Saturday 11 May 2013

Separating Business From Your Personal Money


As a business proprietor, during my first few months of doing business, I used to spend the money of the business itself for my personal needs. Over time, I learned that that was a mistake for the following reasons.

1.     You Slow Down Business Growth
First of all, the money intended for the business was for the purchase of new equipment, the development of infrastructures, payrolls and investing in other businesses. Taking money from the business for personal use can slow down the business’ growth.

2.     Corruption
With you having no systematic way of getting money from your business or not even distinguishing different funds for different uses, your business is founded on confusion and corruption. When it does grow in a few years, it will be plagued by these two problems rooted ever since the business began.

3.     Bankruptcy
Eventually, with too much usage of business funds for personal use instead of business growth and expansion, you risk the business growing closer to declaring bankruptcy.
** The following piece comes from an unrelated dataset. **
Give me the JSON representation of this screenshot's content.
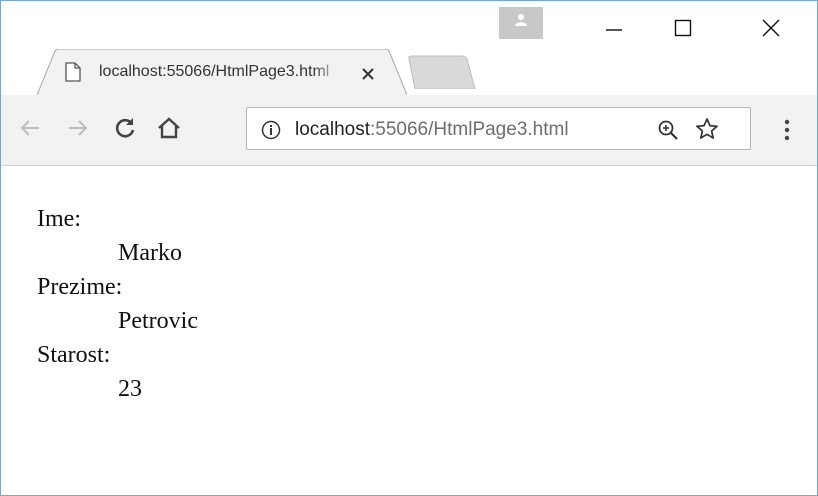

Remember, businesses thrive on expanding profits and recovering capital. It doesn’t mean that once you regain your capital, you can use all the profits you get.

4.     Unworkable Business Reputation
I’ve experienced this during the first year of my business when it became expansive (but still a bit slow because I was taking business money for personal use). Most businesses that would like to partner up with you may withdraw their offers because you have an unworkable business reputation. An unsystematic and non-clockwork repertoire is not attractive to investors or possible business relationships.